Nottingham tram operator's losses double to £57m
Nottingham's tram network operator has more than doubled its losses, despite passenger numbers increasing.
Companies House documents show Tramlink Nottingham Limited reported losses of £57m to March 2023, up from £20m in 2022.
This has largely been put down to assets decreasing in value following a review, known as impairment.
The increase in the company's reported losses is despite passenger journeys increasing from 9.1m to 14.4m.
Its turnover has also increased from £55m to £63.3m.
Keolis and its subsidiary Nottingham Trams Limited run the city's network as part of the Tramlink consortium, under the Nottingham Express Transit (NET) name and branding.
Much of its costs relate to repayments on long-term loans that funded its construction, the Local Democracy Reporting Service said.
The documents reveal there is "some liquidity risk" due to insufficient revenue from fares to fund the network's operation.

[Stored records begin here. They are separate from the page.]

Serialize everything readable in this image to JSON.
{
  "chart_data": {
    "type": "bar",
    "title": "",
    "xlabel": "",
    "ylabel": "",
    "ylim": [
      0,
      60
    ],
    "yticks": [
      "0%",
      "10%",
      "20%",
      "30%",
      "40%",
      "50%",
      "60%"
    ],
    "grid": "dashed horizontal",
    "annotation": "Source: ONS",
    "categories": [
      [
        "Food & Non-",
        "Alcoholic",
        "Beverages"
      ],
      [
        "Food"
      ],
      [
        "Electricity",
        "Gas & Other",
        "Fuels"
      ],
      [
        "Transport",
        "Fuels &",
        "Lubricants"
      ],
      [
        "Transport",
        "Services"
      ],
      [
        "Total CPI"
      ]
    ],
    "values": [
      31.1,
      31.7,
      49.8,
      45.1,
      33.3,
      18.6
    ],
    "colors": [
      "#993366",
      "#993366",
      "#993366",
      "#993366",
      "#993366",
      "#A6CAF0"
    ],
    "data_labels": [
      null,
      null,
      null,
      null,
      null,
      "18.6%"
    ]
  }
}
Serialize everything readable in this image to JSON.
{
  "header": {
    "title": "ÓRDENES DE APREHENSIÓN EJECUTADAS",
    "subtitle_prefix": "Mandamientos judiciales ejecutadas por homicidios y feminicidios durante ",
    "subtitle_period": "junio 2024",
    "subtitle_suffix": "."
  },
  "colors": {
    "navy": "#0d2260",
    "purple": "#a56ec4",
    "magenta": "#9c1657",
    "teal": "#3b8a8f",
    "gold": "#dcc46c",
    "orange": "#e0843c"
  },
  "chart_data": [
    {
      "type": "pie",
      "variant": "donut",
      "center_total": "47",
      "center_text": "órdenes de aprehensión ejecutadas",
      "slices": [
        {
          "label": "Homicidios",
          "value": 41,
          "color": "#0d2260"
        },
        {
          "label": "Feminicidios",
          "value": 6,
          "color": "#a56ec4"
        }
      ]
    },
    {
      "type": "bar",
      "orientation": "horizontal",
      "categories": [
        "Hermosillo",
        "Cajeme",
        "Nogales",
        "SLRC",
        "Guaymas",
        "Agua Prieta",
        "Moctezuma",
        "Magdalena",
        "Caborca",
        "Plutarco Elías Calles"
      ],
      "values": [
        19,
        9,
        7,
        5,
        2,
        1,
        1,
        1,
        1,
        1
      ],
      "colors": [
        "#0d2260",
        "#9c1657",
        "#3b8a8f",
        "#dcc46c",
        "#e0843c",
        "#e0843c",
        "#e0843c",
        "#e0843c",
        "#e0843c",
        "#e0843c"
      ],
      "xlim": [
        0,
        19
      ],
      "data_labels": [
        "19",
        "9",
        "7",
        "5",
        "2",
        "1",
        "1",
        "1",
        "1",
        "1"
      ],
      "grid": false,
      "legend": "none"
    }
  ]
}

NET increased the price of its fares on Monday, with an adult single ticket going up by 20p to £3.20.
Pandemic legacy
In a statement on Tuesday, the operator said the loss reported in its latest accounts "is in line with financial expectations".
Tramlink chief executive Tim Hesketh said the network was "still feeling the effects of the pandemic".
In addition, the network's energy bill has risen from £3.5m to about £6m a year since Russia's invasion of Ukraine began driving up prices.
Mr Hesketh said: "We remain committed to doing all we can to ensure the network can continue to provide a sustainable and convenient option for the thousands of people who rely on it for travel in and around the city."
In a bid to stabilise its finances, the operator recently renegotiated the terms of its considerable loans and it is now believed the network "is in a much more stable and robust position for the coming financial year".